A sequência do enredo reserva uma mudança muito radical, quando Stanton, já fazendo sucesso como adivinho de salão, descobre possibilidades muito mais lucrativas para a arte herdada de Pete. Nessa segunda parte, entra em cena Cate Blanchett no papel da maquiavélica psicanalista Dra. Lilith Ritter. Muita gente acha que Blanchett parece forçada no papel. Prefiro pensar que é opção de Del Toro, um adepto do expressionismo. É um diretor que cava substância no real, mas a coloca na tela como através de uma lente de aumento e deformante. No contexto da trama, e em vista dessa preferência estética do cineasta, a personagem de Cate Blanchett faz todo sentido.

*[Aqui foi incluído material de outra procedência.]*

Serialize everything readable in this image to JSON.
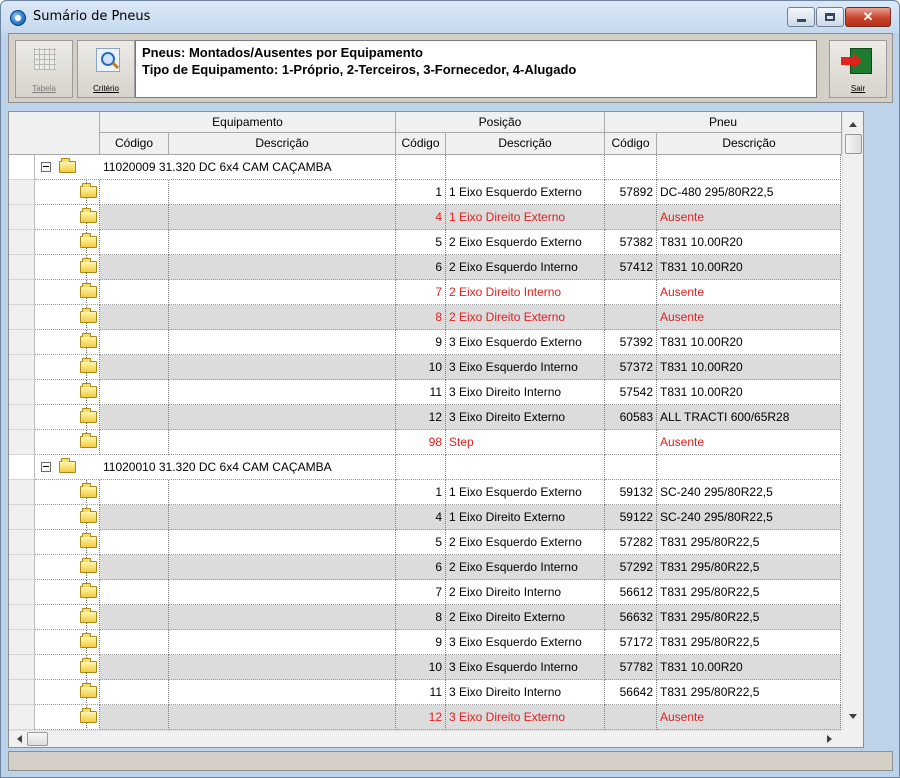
{
  "window": {
    "title": "Sumário de Pneus"
  },
  "toolbar": {
    "tabela_label": "Tabela",
    "criterio_label": "Critério",
    "sair_label": "Sair",
    "info_line1": "Pneus: Montados/Ausentes por Equipamento",
    "info_line2": "Tipo de Equipamento: 1-Próprio, 2-Terceiros, 3-Fornecedor, 4-Alugado"
  },
  "grid": {
    "group_headers": {
      "equipamento": "Equipamento",
      "posicao": "Posição",
      "pneu": "Pneu"
    },
    "column_headers": {
      "equip_codigo": "Código",
      "equip_descricao": "Descrição",
      "pos_codigo": "Código",
      "pos_descricao": "Descrição",
      "pneu_codigo": "Código",
      "pneu_descricao": "Descrição"
    },
    "accent_missing_color": "#e02020",
    "rows": [
      {
        "kind": "group",
        "codigo": "11020009",
        "descricao": "31.320 DC 6x4 CAM CAÇAMBA"
      },
      {
        "kind": "item",
        "pos_codigo": "1",
        "pos_descricao": "1 Eixo Esquerdo Externo",
        "pneu_codigo": "57892",
        "pneu_descricao": "DC-480 295/80R22,5",
        "missing": false
      },
      {
        "kind": "item",
        "pos_codigo": "4",
        "pos_descricao": "1 Eixo Direito Externo",
        "pneu_codigo": "",
        "pneu_descricao": "Ausente",
        "missing": true
      },
      {
        "kind": "item",
        "pos_codigo": "5",
        "pos_descricao": "2 Eixo Esquerdo Externo",
        "pneu_codigo": "57382",
        "pneu_descricao": "T831 10.00R20",
        "missing": false
      },
      {
        "kind": "item",
        "pos_codigo": "6",
        "pos_descricao": "2 Eixo Esquerdo Interno",
        "pneu_codigo": "57412",
        "pneu_descricao": "T831 10.00R20",
        "missing": false
      },
      {
        "kind": "item",
        "pos_codigo": "7",
        "pos_descricao": "2 Eixo Direito Interno",
        "pneu_codigo": "",
        "pneu_descricao": "Ausente",
        "missing": true
      },
      {
        "kind": "item",
        "pos_codigo": "8",
        "pos_descricao": "2 Eixo Direito Externo",
        "pneu_codigo": "",
        "pneu_descricao": "Ausente",
        "missing": true
      },
      {
        "kind": "item",
        "pos_codigo": "9",
        "pos_descricao": "3 Eixo Esquerdo Externo",
        "pneu_codigo": "57392",
        "pneu_descricao": "T831 10.00R20",
        "missing": false
      },
      {
        "kind": "item",
        "pos_codigo": "10",
        "pos_descricao": "3 Eixo Esquerdo Interno",
        "pneu_codigo": "57372",
        "pneu_descricao": "T831 10.00R20",
        "missing": false
      },
      {
        "kind": "item",
        "pos_codigo": "11",
        "pos_descricao": "3 Eixo Direito Interno",
        "pneu_codigo": "57542",
        "pneu_descricao": "T831 10.00R20",
        "missing": false
      },
      {
        "kind": "item",
        "pos_codigo": "12",
        "pos_descricao": "3 Eixo Direito Externo",
        "pneu_codigo": "60583",
        "pneu_descricao": "ALL TRACTI 600/65R28",
        "missing": false
      },
      {
        "kind": "item",
        "pos_codigo": "98",
        "pos_descricao": "Step",
        "pneu_codigo": "",
        "pneu_descricao": "Ausente",
        "missing": true,
        "last": true
      },
      {
        "kind": "group",
        "codigo": "11020010",
        "descricao": "31.320 DC 6x4 CAM CAÇAMBA"
      },
      {
        "kind": "item",
        "pos_codigo": "1",
        "pos_descricao": "1 Eixo Esquerdo Externo",
        "pneu_codigo": "59132",
        "pneu_descricao": "SC-240 295/80R22,5",
        "missing": false
      },
      {
        "kind": "item",
        "pos_codigo": "4",
        "pos_descricao": "1 Eixo Direito Externo",
        "pneu_codigo": "59122",
        "pneu_descricao": "SC-240 295/80R22,5",
        "missing": false
      },
      {
        "kind": "item",
        "pos_codigo": "5",
        "pos_descricao": "2 Eixo Esquerdo Externo",
        "pneu_codigo": "57282",
        "pneu_descricao": "T831 295/80R22,5",
        "missing": false
      },
      {
        "kind": "item",
        "pos_codigo": "6",
        "pos_descricao": "2 Eixo Esquerdo Interno",
        "pneu_codigo": "57292",
        "pneu_descricao": "T831 295/80R22,5",
        "missing": false
      },
      {
        "kind": "item",
        "pos_codigo": "7",
        "pos_descricao": "2 Eixo Direito Interno",
        "pneu_codigo": "56612",
        "pneu_descricao": "T831 295/80R22,5",
        "missing": false
      },
      {
        "kind": "item",
        "pos_codigo": "8",
        "pos_descricao": "2 Eixo Direito Externo",
        "pneu_codigo": "56632",
        "pneu_descricao": "T831 295/80R22,5",
        "missing": false
      },
      {
        "kind": "item",
        "pos_codigo": "9",
        "pos_descricao": "3 Eixo Esquerdo Externo",
        "pneu_codigo": "57172",
        "pneu_descricao": "T831 295/80R22,5",
        "missing": false
      },
      {
        "kind": "item",
        "pos_codigo": "10",
        "pos_descricao": "3 Eixo Esquerdo Interno",
        "pneu_codigo": "57782",
        "pneu_descricao": "T831 10.00R20",
        "missing": false
      },
      {
        "kind": "item",
        "pos_codigo": "11",
        "pos_descricao": "3 Eixo Direito Interno",
        "pneu_codigo": "56642",
        "pneu_descricao": "T831 295/80R22,5",
        "missing": false
      },
      {
        "kind": "item",
        "pos_codigo": "12",
        "pos_descricao": "3 Eixo Direito Externo",
        "pneu_codigo": "",
        "pneu_descricao": "Ausente",
        "missing": true
      }
    ]
  }
}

Entre Lilith e Stanton nasce um pacto sinistro, cimentado pela convicção mútua de que as pessoas não apenas são fáceis de enganar, como parecem gostar de fazer papel de otários. É meio simples de entender. De modo geral, as pessoas são frágeis, carregam culpas, inseguranças e ressentimentos dentro de si, e estão sempre à espera de algum gesto de afeto ou reconhecimento. Enganam-se a si mesmas – com a generosa ajuda dos espertalhões.
Essa descida aos desvãos menos encantadores da natureza humana é um dos trunfos do filme. Mas também é o que pode afastá-lo de plateias que desejam algo mais digestivo que uma imagem tão nítida e deformada de si mesmas.
Não por acaso, o palco dessa fábula soturna é, na verdade, um picadeiro. Para Fellini, o circo era o espaço do sonho; para Del Toro, é a melhor imagem do pesadelo.